Волнения утомляют, спустя некоторое время, я начала клевать носом, а потом погрузилась в сон, от которого пробудилась, увидев перед собой Питера.
— Привет, — проговорила я сонным голосом.
— Ты уснула, Мела.
— Я спустилась, чтобы извиниться, а ты, как оказалось, вышел.
Я еще не совсем пришла в себя, но сумела заметить, что на лице Питера появилось радостное выражение, а в глазах вспыхнул огонек.
— Милая моя, — пробормотал он.
Опустившись возле меня на колени, он прижал мою голову к своей груди.
— Я вела себя непростительно, и мне стыдно, — прошептала я.

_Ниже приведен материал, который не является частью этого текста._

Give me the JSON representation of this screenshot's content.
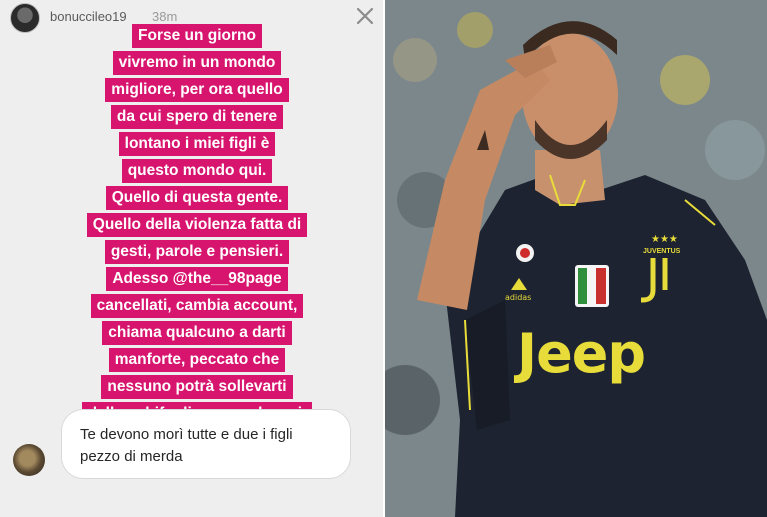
{
  "story": {
    "username": "bonuccileo19",
    "time": "38m",
    "caption_lines": [
      "Forse un giorno",
      "vivremo in un mondo",
      "migliore, per ora quello",
      "da cui spero di tenere",
      "lontano i miei figli è",
      "questo mondo qui.",
      "Quello di questa gente.",
      "Quello della violenza fatta di",
      "gesti, parole e pensieri.",
      "Adesso @the__98page",
      "cancellati, cambia account,",
      "chiama qualcuno a darti",
      "manforte, peccato che",
      "nessuno potrà sollevarti",
      "dallo schifo di essere che sei."
    ],
    "caption_bg": "#d8156e",
    "reply": {
      "line1": "Te devono morì tutte e due i figli",
      "line2": "pezzo di merda"
    },
    "close_icon": "close-icon"
  },
  "photo": {
    "jersey_sponsor": "Jeep",
    "club_text": "JUVENTUS",
    "jersey_color": "#1d2330",
    "accent_color": "#e8dc3a"
  }
}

Он поцеловал меня, и я сразу ощутила уют, безопасность и покой. Что может вообще иметь значение, пока Питер находится рядом со мной, чтобы беречь меня… заботиться обо мне, чтобы любить меня, что бы ни происходило?
— Я люблю тебя, Мела, — повторял он, целуя мой лоб, мои волосы, мои губы…
Глава двадцатая
Телефон возле моей кровати зазвонил прежде, чем я по-настоящему проснулась. Служанка окликнула меня, и лившийся из окна солнечный свет ослепил мои глаза, едва я открыла их. Я взяла трубку.
Звонил Тим:
— Доброе утро, Мела, дорогая моя, ты одна?
— Да. Твой звонок меня разбудил.
— Боже мой! — воскликнул он. — А я уже не первый час на ногах. Ленишься, я вижу, ты совсем здесь обленилась. А помнишь те дни, когда мы успевали искупаться до завтрака?
— Надеюсь, ты не собираешься предложить мне окунуться в воды Серпентинки[12]? — спросила я.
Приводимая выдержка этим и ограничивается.